Ten aanzien van het gebruik van het verkochte heeft verkoper het volgende meegedeeld: (…) – verkoper geeft geen enkele garantie of zelfs indicatie, dat het verkochte in aanmerking komt voor een eventuele toekomstige bestemmingswijziging. Koper speelt in op een mogelijke waardevermeerdering van het verkochte onder invloed van het verstrijken van de tijd. Verkoper, noch bemiddelaar, stelt de koper van de grond een rendement in het vooruitzicht. Koper realiseert zich dat voor het realiseren van bebouwing, vergunning(en) en eventueel een wijziging bestemmingsplan nodig zijn.(……)

leveringsverplichting

juridische en feitelijk staat

Artikel 2
(…)
Het beheer van het verkochte is voor rekening en risico van koper
4. Verkoper geeft geen enkele garantie dat het verkochte in aanmerking komt voor een eventuele toekomstige bestemmingswijziging.

5. Koper vrijwaart verkoper hierbij voor alle eventuele gevolgen en aanspraken, alles in de ruimste zin, van het uitblijven van een waardevermeerdering van het verkochte, al dan niet op grond van een bestemmingsplanwijziging, en zal verkoper daarop dan ook niet aanspreken.”
 

2.6.       Bij koopovereenkomst van 15 februari 2019 heeft klager een perceel landbouwgrond gekocht ter grootte van ongeveer 233 m² in de gemeente Nuenen (hierna: perceel 2).
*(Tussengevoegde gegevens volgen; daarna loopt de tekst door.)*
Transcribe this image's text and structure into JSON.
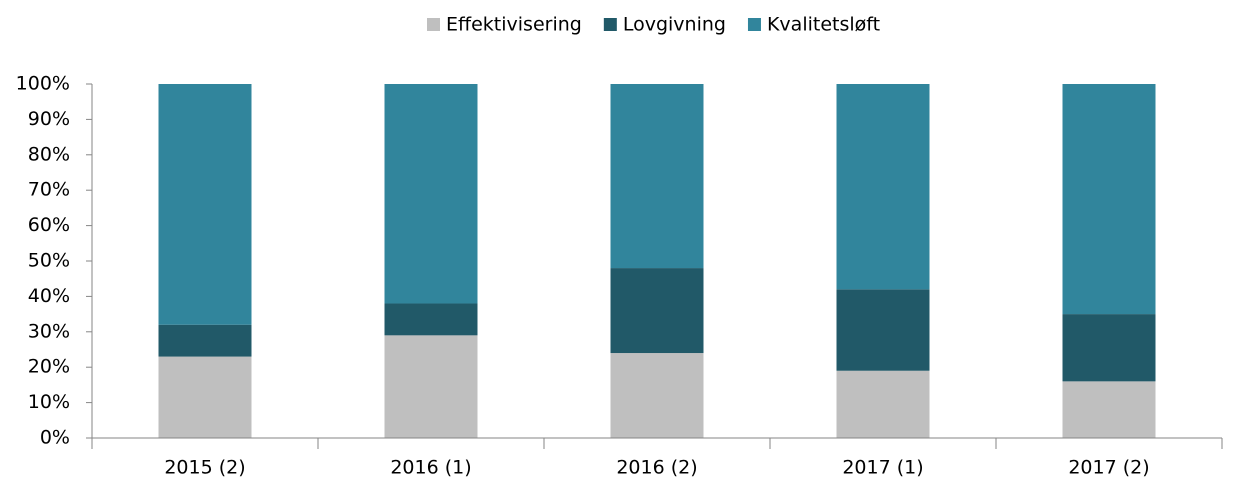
{
  "chart_data": {
    "type": "bar",
    "stacked": true,
    "categories": [
      "2015 (2)",
      "2016 (1)",
      "2016 (2)",
      "2017 (1)",
      "2017 (2)"
    ],
    "series": [
      {
        "name": "Effektivisering",
        "color": "#bfbfbf",
        "values": [
          23,
          29,
          24,
          19,
          16
        ]
      },
      {
        "name": "Lovgivning",
        "color": "#215968",
        "values": [
          9,
          9,
          24,
          23,
          19
        ]
      },
      {
        "name": "Kvalitetsløft",
        "color": "#31859c",
        "values": [
          68,
          62,
          52,
          58,
          65
        ]
      }
    ],
    "ylim": [
      0,
      100
    ],
    "yticks": [
      {
        "value": 0,
        "label": "0%"
      },
      {
        "value": 10,
        "label": "10%"
      },
      {
        "value": 20,
        "label": "20%"
      },
      {
        "value": 30,
        "label": "30%"
      },
      {
        "value": 40,
        "label": "40%"
      },
      {
        "value": 50,
        "label": "50%"
      },
      {
        "value": 60,
        "label": "60%"
      },
      {
        "value": 70,
        "label": "70%"
      },
      {
        "value": 80,
        "label": "80%"
      },
      {
        "value": 90,
        "label": "90%"
      },
      {
        "value": 100,
        "label": "100%"
      }
    ],
    "legend": "top",
    "grid": false
  }
}
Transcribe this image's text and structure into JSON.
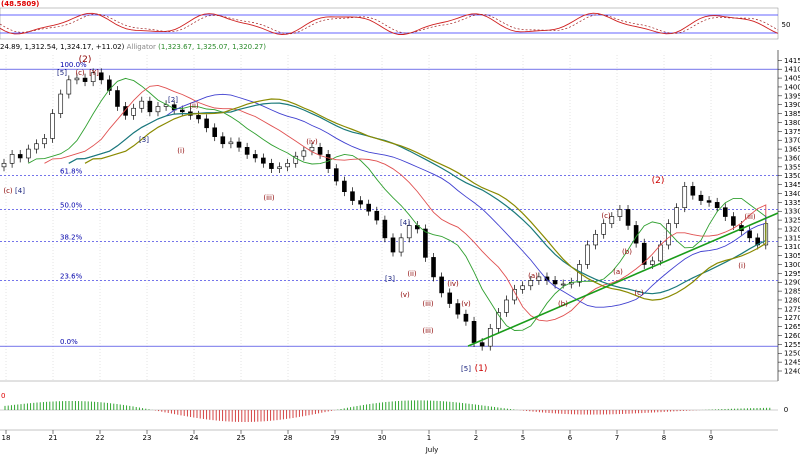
{
  "stoch_panel": {
    "label": "(48.5809)",
    "ticks": [
      "50"
    ]
  },
  "legend": {
    "price_text": "24.89, 1,312.54, 1,324.17, +11.02)",
    "indicator_name": "Alligator",
    "indicator_values": "(1,323.67, 1,325.07, 1,320.27)"
  },
  "price_axis": {
    "ticks": [
      "1415",
      "1410",
      "1405",
      "1400",
      "1395",
      "1390",
      "1385",
      "1380",
      "1375",
      "1370",
      "1365",
      "1360",
      "1355",
      "1350",
      "1345",
      "1340",
      "1335",
      "1330",
      "1325",
      "1320",
      "1315",
      "1310",
      "1305",
      "1300",
      "1295",
      "1290",
      "1285",
      "1280",
      "1275",
      "1270",
      "1265",
      "1260",
      "1255",
      "1250",
      "1245",
      "1240"
    ]
  },
  "fib_levels": [
    {
      "label": "100.0%",
      "value": 1410
    },
    {
      "label": "61.8%",
      "value": 1350
    },
    {
      "label": "50.0%",
      "value": 1331
    },
    {
      "label": "38.2%",
      "value": 1313
    },
    {
      "label": "23.6%",
      "value": 1291
    },
    {
      "label": "0.0%",
      "value": 1254
    }
  ],
  "wave_labels": [
    {
      "text": "(2)",
      "color": "#8b0000",
      "size": "big"
    },
    {
      "text": "[5]",
      "color": "#1a237e",
      "size": "small"
    },
    {
      "text": "(c)",
      "color": "#8b0000",
      "size": "small"
    },
    {
      "text": "[Y]",
      "color": "#8b0000",
      "size": "small"
    },
    {
      "text": "[4]",
      "color": "#1a237e",
      "size": "small"
    },
    {
      "text": "(c)",
      "color": "#8b0000",
      "size": "small"
    },
    {
      "text": "[2]",
      "color": "#1a237e",
      "size": "small"
    },
    {
      "text": "(ii)",
      "color": "#8b0000",
      "size": "small"
    },
    {
      "text": "[3]",
      "color": "#1a237e",
      "size": "small"
    },
    {
      "text": "(i)",
      "color": "#8b0000",
      "size": "small"
    },
    {
      "text": "(iv)",
      "color": "#8b0000",
      "size": "small"
    },
    {
      "text": "(iii)",
      "color": "#8b0000",
      "size": "small"
    },
    {
      "text": "(v)",
      "color": "#8b0000",
      "size": "small"
    },
    {
      "text": "[4]",
      "color": "#1a237e",
      "size": "small"
    },
    {
      "text": "(iii)",
      "color": "#8b0000",
      "size": "small"
    },
    {
      "text": "[3]",
      "color": "#1a237e",
      "size": "small"
    },
    {
      "text": "(ii)",
      "color": "#8b0000",
      "size": "small"
    },
    {
      "text": "(iv)",
      "color": "#8b0000",
      "size": "small"
    },
    {
      "text": "(iii)",
      "color": "#8b0000",
      "size": "small"
    },
    {
      "text": "(v)",
      "color": "#8b0000",
      "size": "small"
    },
    {
      "text": "[5]",
      "color": "#1a237e",
      "size": "small"
    },
    {
      "text": "(1)",
      "color": "#cc0000",
      "size": "big"
    },
    {
      "text": "(a)",
      "color": "#8b0000",
      "size": "small"
    },
    {
      "text": "(b)",
      "color": "#8b0000",
      "size": "small"
    },
    {
      "text": "(c)",
      "color": "#8b0000",
      "size": "small"
    },
    {
      "text": "(b)",
      "color": "#8b0000",
      "size": "small"
    },
    {
      "text": "(a)",
      "color": "#8b0000",
      "size": "small"
    },
    {
      "text": "(c)",
      "color": "#8b0000",
      "size": "small"
    },
    {
      "text": "(2)",
      "color": "#cc0000",
      "size": "big"
    },
    {
      "text": "(iii)",
      "color": "#8b0000",
      "size": "small"
    },
    {
      "text": "(i)",
      "color": "#8b0000",
      "size": "small"
    }
  ],
  "date_axis": {
    "labels": [
      "18",
      "21",
      "22",
      "23",
      "24",
      "25",
      "28",
      "29",
      "30",
      "1",
      "2",
      "5",
      "6",
      "7",
      "8",
      "9"
    ],
    "month_label": "July"
  },
  "sub_panel": {
    "label": "0",
    "zero_tick": "0"
  },
  "colors": {
    "fib_line": "#2222dd",
    "trendline": "#1a9c1a",
    "jaw": "#1a7a7a",
    "teeth": "#e05050",
    "lips": "#30a030",
    "blue_ma": "#4040d0",
    "olive_ma": "#8a8a00",
    "up_bar": "#1a9c1a",
    "down_bar": "#d03030"
  },
  "chart_data": [
    {
      "type": "line",
      "title": "",
      "series": [],
      "ylim": [
        1240,
        1418
      ],
      "price_bars": [
        1357,
        1362,
        1360,
        1365,
        1368,
        1371,
        1385,
        1396,
        1404,
        1405,
        1403,
        1408,
        1404,
        1398,
        1389,
        1384,
        1388,
        1392,
        1386,
        1389,
        1390,
        1387,
        1386,
        1384,
        1382,
        1377,
        1372,
        1368,
        1369,
        1366,
        1362,
        1360,
        1357,
        1354,
        1355,
        1357,
        1361,
        1364,
        1366,
        1362,
        1354,
        1347,
        1341,
        1336,
        1334,
        1330,
        1325,
        1315,
        1307,
        1315,
        1322,
        1320,
        1304,
        1293,
        1284,
        1278,
        1272,
        1268,
        1256,
        1254,
        1264,
        1273,
        1280,
        1286,
        1288,
        1291,
        1293,
        1291,
        1289,
        1289,
        1290,
        1300,
        1311,
        1317,
        1323,
        1327,
        1331,
        1322,
        1312,
        1300,
        1302,
        1311,
        1323,
        1332,
        1344,
        1339,
        1336,
        1335,
        1332,
        1327,
        1322,
        1319,
        1315,
        1311,
        1323
      ]
    }
  ]
}
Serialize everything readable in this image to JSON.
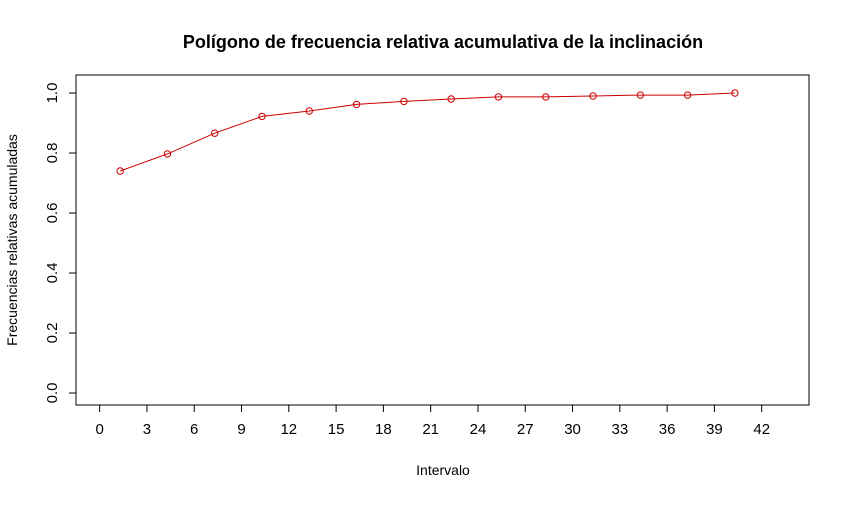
{
  "chart_data": {
    "type": "line",
    "title": "Polígono de frecuencia relativa acumulativa de la inclinación",
    "xlabel": "Intervalo",
    "ylabel": "Frecuencias relativas acumuladas",
    "xlim": [
      -1.5,
      45
    ],
    "ylim": [
      -0.04,
      1.06
    ],
    "x_ticks": [
      0,
      3,
      6,
      9,
      12,
      15,
      18,
      21,
      24,
      27,
      30,
      33,
      36,
      39,
      42
    ],
    "y_ticks": [
      0.0,
      0.2,
      0.4,
      0.6,
      0.8,
      1.0
    ],
    "y_tick_labels": [
      "0.0",
      "0.2",
      "0.4",
      "0.6",
      "0.8",
      "1.0"
    ],
    "grid": false,
    "legend": "none",
    "series": [
      {
        "color": "#cc0000",
        "marker": "open-circle",
        "x": [
          1.3,
          4.3,
          7.3,
          10.3,
          13.3,
          16.3,
          19.3,
          22.3,
          25.3,
          28.3,
          31.3,
          34.3,
          37.3,
          40.3
        ],
        "y": [
          0.74,
          0.797,
          0.866,
          0.922,
          0.94,
          0.962,
          0.972,
          0.98,
          0.987,
          0.987,
          0.99,
          0.993,
          0.993,
          1.0
        ]
      }
    ]
  }
}
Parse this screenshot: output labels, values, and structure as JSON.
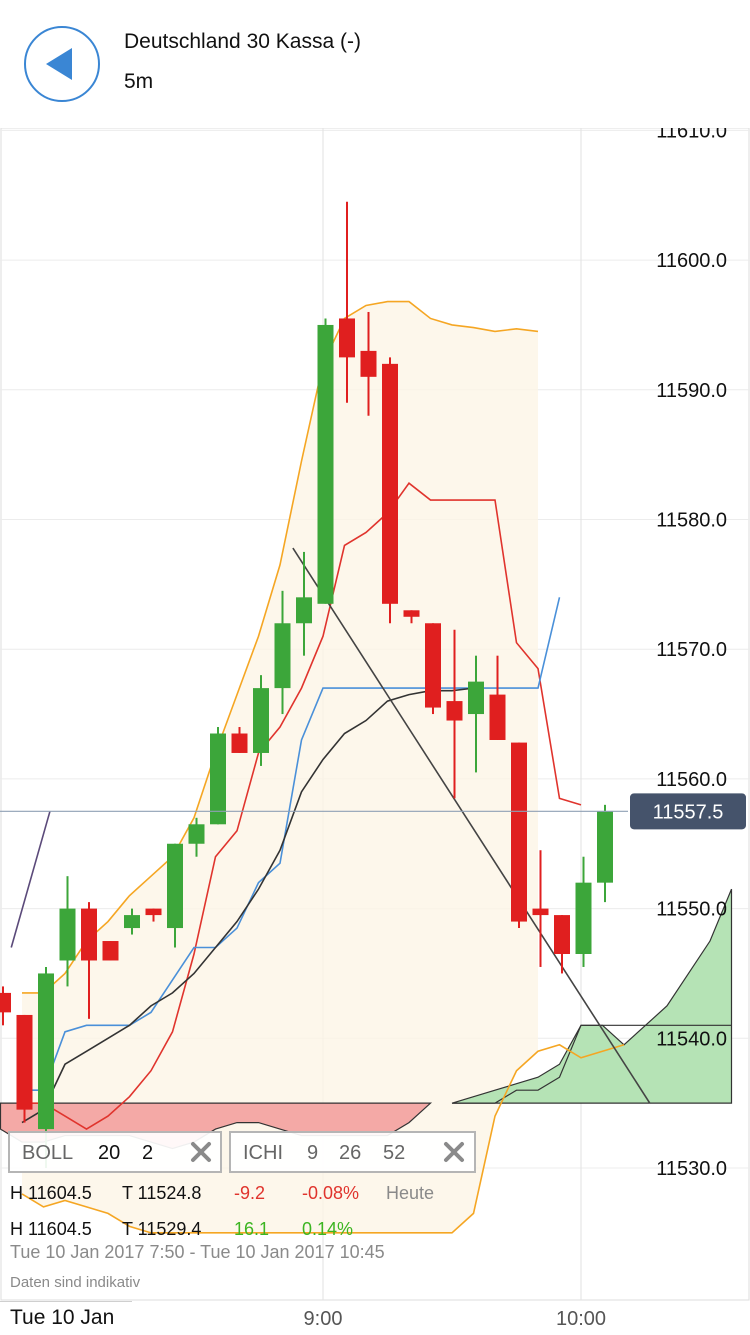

Verkoper was G & V Projecten B.V. De koopprijs bedroeg
€ 12.480 (€ 53,56 per m²). G&V Projecten BV kreeg het perceel op 2 november 2018 geleverd, bij akte gepasseerd door de notaris, voor de prijs van € 14 per m². Bij akte van 13 september 2018 was het perceel geleverd aan Grondvizier BV (bij akte gepasseerd door een kandidaat-notaris van het kantoor van de notaris). Grondvizier BV, die de grond als onderdeel van een nog groter geheel kocht, betaalde € 10,50 per m².

2.7.       Bij brief van 18 februari 2019 heeft de notaris de ontvangst van de koopovereenkomst van perceel 2 bevestigd. De inhoud van de brief komt grotendeels overeen met de inhoud van de hiervoor genoemde brief, gedateerd 25 juli 2018 (2.2.).

2.8.       Op 6 maart 2019 heeft klager onder meer het concept van de leveringsakte van perceel 2 ontvangen en de volmacht. De inhoud van de brief komt grotendeels overeen met de inhoud van de hiervoor genoemde brief van 17 juli 2018 ( 2.3 ).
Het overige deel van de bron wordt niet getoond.